Over all the traffic noise I could hear shouts from a crowd near the Malina Building. I moved as fast as I could through the stacked-up cars, ignoring a whistle and a shout from one of the cops who’d managed to get close to the building.

 

Some forty or fifty people were marching around the foundation’s entrance. Their posters contained such appetizing slogans as “Nazis out of Illinois!” “Wetbacks, swim home!” “Salanter Belongs in a Death Camp.”

 

I tried to push past them to look for my cousin. A woman with tightly permed hair blocked my path. “Do you work for the Nazis?”

 

“Do you work at all?” I snapped.

 

I ducked under her poster, but a group of protesters had linked arms near the building’s doors; I could see a cluster of people inside the lobby doors but couldn’t get close enough to tell if my cousin was among them.

 

More cops arrived. Whistles competed with chants, and a couple of patrol officers forced the phalanx blocking the door to start moving. The officers wouldn’t let me into the building, but I was close enough to see that the mob had thrown eggs, tomatoes, and even balls of paint at the fa?ade.

 

I pulled out my phone to text Petra and was told by a cop I had to keep moving.

 

“I’m not part of this bunch of cretins; I’m looking for someone they were attacking.”

 

The officer was uninterested in anything I had to say and told me either to keep moving or face arrest. When the cops are in crowd-control mode, it’s impossible to talk to them.

 

WGN and GEN already had camera crews on the scene. As I moved back to the street, Fox and NBC both pulled up.
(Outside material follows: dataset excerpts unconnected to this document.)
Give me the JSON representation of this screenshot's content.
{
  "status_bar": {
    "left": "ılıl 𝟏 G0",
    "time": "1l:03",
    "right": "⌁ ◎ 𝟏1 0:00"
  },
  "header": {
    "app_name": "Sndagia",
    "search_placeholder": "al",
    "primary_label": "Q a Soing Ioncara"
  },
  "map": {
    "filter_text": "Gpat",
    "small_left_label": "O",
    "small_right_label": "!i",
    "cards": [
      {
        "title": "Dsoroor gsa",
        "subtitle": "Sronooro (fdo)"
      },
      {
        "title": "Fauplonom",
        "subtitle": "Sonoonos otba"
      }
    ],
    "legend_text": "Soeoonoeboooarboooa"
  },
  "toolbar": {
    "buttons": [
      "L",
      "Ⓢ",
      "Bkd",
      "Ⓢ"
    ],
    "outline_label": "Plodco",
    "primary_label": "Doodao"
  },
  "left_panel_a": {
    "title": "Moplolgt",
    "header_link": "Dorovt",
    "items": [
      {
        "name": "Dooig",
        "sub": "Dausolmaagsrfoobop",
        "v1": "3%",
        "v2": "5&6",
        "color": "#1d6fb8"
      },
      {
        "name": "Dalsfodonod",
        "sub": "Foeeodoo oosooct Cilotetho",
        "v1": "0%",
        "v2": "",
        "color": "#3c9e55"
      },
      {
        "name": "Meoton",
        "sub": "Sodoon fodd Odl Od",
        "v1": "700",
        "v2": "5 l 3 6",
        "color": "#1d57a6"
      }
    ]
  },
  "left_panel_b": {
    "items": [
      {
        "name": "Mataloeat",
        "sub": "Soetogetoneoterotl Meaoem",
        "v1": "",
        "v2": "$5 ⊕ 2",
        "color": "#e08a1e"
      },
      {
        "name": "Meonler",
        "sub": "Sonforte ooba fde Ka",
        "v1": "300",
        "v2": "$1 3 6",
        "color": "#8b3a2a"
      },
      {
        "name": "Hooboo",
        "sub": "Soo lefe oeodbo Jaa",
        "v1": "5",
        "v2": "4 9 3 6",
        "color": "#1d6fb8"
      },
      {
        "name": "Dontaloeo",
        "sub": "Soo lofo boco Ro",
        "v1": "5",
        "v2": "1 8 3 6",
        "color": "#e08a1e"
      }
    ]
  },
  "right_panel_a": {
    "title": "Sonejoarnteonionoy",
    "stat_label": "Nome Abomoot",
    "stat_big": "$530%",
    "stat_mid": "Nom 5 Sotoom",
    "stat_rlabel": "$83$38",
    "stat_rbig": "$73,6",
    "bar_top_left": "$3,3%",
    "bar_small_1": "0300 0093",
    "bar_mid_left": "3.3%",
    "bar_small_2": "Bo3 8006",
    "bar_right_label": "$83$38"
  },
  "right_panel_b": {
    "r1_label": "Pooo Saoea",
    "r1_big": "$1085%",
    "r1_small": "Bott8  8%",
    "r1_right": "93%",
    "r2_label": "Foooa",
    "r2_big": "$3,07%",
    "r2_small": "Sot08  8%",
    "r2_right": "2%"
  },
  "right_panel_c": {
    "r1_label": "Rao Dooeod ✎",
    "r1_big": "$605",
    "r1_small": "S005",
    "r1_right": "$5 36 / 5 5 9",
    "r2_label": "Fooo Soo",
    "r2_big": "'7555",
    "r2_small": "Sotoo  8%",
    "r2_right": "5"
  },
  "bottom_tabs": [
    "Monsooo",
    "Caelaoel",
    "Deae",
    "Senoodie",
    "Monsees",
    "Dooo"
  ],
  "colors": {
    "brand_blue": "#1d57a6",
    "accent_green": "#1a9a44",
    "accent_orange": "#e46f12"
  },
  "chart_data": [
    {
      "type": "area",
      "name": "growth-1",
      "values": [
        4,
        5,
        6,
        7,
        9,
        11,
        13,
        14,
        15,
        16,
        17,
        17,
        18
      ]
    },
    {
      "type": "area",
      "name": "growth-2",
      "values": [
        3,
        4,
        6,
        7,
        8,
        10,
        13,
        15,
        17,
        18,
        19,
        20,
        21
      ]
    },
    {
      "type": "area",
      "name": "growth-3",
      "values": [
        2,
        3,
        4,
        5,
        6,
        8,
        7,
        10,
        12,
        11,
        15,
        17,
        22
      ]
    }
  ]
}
I saw a GEN camerawoman I know and thought about worming my way through the crowd in her wake but decided I was better off trying to find Petra by phone.

 

The only new message from Petra had come in while I was still on the L: Vic, where r u? girls terfied, me 2.

 

Me, too, little cousin. I texted Petra, hoping she hadn’t been so mobbed that she’d lost access to her phone. I circled the building, looking in the parking lot, and then started on the side streets. Before I went completely demented, my phone chirped at me. Petra, at a coffee bar two blocks from me.

 

By the time I got there, my nylons were as tattered as my nerves. Petra was at a table outside with Kira Dudek and Arielle Zitter. The two girls had huddled as close to Petra as the plastic chairs allowed. They had eggshells in their hair and on their T-shirts, and a blotch of red paint covered the left side of Arielle’s face.

 

“Vic!” My cousin sprang to her feet, tension washing out of her face. “Thank God. This was a horrible afternoon. We were coming back from a trip to a bookstore and this mob attacked us, they chased us all the way to the expressway and threw paint and crap. I thought they were going to push Kira off the bridge, but we finally got away.”

 

I sat down and took Kira and Arielle each by the hand. “What a dreadful afternoon for all of you. And nothing to drink?”

 

“They wouldn’t let us inside.” Arielle’s face was pinched with fear. “I wanted to wash off this horrible paint and they acted like we were street people or something, but we were afraid to go back to Malina for Petra’s car. I tried calling and texting my mom but I can’t get through; I’m scared she’s stuck in the building and they’ll hurt her.”

 

“The police are there now,” I said. “I don’t think anyone’s getting into the building, but why don’t you call your grandfather, or his assistant? They probably have a way to get a message to your mom.”